Common raster data file formats utilized in GIS:

ADRG - National Geospatial-Intelligence Agency (NGA)'s ARC Digitized Raster Graphics

BIL - Band Interleaved by Line (image format linked with satellite derived imagery)

CADRG - National Geospatial-Intelligence Agency (NGA)'s Compressed ARC Digitised Raster Graphics (nominal compression of 55:1 over ADRG)

CIB - National Geospatial-Intelligence Agency (NGA)'s Controlled Image Base (type of Raster Product Format)

Digital raster graphic (DRG) - digital scan of a paper USGS topographic map

ECRG - National Geospatial-Intelligence Agency (NGA)'s Enhanced Compressed ARC Raster Graphics (Better resolution than CADRG and no color loss)

ECW - Enhanced Compressed Wavelet (from ERDAS).

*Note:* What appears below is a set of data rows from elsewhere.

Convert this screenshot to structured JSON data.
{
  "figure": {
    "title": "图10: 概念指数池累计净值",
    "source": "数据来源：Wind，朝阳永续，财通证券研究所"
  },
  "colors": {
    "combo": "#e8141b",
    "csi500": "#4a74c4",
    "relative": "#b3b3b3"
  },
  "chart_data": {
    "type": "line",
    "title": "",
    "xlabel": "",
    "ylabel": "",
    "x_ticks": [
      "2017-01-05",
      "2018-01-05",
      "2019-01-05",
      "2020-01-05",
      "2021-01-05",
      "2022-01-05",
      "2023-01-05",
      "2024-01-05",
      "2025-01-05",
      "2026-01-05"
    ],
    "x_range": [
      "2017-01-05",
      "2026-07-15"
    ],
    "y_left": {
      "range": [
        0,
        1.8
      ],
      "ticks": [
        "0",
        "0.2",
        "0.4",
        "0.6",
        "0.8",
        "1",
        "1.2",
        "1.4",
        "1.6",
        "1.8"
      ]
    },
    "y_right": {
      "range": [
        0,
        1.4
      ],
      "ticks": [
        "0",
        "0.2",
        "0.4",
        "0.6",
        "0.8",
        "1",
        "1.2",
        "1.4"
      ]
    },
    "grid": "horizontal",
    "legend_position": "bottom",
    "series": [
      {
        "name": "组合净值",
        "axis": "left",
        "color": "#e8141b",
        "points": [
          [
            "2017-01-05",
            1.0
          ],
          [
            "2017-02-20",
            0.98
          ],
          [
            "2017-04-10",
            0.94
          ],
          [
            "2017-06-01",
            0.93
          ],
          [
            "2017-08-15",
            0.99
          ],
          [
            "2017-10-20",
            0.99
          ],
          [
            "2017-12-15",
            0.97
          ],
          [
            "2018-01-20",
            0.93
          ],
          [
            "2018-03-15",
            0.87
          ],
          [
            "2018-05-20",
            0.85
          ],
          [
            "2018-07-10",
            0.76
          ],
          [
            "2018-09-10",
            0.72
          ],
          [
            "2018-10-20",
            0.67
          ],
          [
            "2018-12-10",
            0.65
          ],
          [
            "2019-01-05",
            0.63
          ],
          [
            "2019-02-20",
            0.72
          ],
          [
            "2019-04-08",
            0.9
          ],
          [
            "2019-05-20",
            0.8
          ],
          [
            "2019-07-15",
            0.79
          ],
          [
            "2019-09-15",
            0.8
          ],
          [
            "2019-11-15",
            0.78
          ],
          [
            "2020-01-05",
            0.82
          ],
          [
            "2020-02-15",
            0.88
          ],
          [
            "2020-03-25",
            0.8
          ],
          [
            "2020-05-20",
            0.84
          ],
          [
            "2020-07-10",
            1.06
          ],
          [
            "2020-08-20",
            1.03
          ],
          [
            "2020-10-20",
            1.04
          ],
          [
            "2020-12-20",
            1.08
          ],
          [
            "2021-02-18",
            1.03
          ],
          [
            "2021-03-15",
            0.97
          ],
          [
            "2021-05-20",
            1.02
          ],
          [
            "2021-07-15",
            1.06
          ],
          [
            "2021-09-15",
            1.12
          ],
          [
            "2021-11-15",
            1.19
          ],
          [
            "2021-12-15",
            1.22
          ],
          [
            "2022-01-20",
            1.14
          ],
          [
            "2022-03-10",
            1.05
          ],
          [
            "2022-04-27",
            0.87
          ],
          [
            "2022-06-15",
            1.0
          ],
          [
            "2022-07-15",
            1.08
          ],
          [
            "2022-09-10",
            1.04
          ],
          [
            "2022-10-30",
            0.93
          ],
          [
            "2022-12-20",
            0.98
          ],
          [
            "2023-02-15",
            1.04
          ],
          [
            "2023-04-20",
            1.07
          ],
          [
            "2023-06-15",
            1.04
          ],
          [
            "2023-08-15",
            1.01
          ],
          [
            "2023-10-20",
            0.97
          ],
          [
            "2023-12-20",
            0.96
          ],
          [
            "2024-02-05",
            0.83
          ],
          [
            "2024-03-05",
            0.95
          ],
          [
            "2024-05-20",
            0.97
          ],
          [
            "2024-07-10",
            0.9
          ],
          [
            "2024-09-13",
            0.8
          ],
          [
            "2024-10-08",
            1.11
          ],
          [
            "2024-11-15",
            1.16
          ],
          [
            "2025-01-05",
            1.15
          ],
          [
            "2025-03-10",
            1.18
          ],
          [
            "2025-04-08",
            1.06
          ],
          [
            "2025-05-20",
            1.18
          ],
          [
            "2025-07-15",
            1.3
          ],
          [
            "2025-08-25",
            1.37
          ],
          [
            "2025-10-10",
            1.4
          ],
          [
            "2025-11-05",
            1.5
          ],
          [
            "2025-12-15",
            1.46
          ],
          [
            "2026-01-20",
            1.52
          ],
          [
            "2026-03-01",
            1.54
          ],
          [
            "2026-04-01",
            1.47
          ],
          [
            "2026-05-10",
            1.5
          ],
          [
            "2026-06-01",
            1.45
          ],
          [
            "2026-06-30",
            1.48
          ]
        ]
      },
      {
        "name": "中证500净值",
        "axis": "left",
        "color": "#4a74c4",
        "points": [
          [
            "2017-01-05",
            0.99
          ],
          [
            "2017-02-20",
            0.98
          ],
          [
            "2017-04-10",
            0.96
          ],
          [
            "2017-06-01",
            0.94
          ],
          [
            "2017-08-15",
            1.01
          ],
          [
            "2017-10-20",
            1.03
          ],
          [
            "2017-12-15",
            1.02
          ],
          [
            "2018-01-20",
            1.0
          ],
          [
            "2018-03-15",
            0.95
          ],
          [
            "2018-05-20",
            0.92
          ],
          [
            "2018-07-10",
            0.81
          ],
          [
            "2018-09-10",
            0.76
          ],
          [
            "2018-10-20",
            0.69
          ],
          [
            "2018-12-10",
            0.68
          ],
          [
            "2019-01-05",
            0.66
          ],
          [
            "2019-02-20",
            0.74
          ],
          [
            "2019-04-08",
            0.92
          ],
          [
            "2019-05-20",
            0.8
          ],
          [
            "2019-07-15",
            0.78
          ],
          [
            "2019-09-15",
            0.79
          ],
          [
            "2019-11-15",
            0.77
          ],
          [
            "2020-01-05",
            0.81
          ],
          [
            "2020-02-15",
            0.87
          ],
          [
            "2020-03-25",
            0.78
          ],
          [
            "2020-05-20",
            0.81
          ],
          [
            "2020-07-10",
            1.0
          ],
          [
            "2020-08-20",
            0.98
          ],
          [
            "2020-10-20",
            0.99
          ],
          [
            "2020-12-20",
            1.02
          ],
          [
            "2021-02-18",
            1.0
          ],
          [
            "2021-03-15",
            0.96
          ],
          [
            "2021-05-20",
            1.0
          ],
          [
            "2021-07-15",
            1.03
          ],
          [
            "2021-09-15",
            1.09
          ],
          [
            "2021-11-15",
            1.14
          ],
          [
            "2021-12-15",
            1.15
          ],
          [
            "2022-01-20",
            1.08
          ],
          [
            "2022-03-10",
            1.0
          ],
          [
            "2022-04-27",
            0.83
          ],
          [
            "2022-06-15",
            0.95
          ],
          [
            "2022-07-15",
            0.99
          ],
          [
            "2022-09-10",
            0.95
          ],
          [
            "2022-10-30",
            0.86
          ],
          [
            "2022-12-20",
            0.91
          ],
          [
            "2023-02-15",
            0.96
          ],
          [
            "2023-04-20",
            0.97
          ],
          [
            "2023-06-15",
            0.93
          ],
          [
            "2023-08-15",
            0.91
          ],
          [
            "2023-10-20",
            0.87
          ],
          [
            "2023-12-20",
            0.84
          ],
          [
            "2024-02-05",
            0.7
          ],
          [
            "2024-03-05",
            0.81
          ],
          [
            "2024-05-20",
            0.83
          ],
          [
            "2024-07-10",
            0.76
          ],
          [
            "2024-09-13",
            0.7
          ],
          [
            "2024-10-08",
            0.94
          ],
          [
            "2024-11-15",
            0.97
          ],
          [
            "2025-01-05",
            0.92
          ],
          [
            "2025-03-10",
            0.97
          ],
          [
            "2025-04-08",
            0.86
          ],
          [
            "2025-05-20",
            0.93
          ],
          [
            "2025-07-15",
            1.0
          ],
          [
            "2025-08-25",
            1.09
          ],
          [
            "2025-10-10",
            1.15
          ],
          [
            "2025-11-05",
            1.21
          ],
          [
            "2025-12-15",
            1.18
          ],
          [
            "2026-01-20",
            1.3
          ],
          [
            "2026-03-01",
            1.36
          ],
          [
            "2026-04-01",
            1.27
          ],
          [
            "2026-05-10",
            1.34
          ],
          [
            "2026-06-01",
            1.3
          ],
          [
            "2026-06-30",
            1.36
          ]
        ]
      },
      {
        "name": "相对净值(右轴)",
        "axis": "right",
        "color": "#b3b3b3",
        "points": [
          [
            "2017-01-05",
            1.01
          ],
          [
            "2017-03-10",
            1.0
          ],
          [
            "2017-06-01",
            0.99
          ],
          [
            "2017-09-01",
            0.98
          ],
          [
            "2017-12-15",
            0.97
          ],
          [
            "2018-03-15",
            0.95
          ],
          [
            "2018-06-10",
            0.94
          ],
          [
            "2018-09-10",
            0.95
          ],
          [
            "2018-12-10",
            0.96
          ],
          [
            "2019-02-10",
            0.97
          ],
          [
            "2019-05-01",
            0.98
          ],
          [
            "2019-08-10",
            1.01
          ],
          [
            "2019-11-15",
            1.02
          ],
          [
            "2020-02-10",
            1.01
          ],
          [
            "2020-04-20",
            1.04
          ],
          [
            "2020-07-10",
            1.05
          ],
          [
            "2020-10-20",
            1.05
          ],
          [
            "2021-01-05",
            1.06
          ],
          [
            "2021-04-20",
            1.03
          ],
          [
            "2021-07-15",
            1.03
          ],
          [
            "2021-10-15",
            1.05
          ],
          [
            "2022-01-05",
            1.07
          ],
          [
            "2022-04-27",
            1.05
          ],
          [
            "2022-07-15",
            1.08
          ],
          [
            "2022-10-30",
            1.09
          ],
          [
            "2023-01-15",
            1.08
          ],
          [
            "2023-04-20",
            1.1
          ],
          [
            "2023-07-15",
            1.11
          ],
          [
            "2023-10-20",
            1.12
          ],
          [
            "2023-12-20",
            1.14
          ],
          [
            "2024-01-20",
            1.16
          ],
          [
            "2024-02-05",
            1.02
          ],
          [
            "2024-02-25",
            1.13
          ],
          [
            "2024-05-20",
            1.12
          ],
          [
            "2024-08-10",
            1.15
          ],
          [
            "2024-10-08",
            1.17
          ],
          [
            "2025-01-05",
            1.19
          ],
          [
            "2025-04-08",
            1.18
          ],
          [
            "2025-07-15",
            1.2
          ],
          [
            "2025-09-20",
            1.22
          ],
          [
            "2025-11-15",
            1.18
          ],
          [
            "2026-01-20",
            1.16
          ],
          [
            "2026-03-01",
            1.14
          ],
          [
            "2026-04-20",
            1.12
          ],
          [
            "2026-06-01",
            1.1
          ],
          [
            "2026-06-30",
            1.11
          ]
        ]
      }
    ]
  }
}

A compressed wavelet format, often lossy.

ESRI GRID - proprietary binary and metadataless ASCII raster formats used by Esri

GeoTIFF - TIFF variant enriched with GIS relevant metadata

IMG - ERDAS IMAGINE image file format

JPEG2000 - Open-source raster format. A compressed format, allows both lossy and lossless compression.

MrSID - Multi-Resolution Seamless Image Database (by Lizardtech). A compressed wavelet format, allows both lossy and lossless compression.

netCDF-CF - netCDF file format with CF medata conventions for earth science data. Binary storage in open format with optional compression. Allows for direct web-access of subsets/aggregations of maps through OPeNDAP protocol.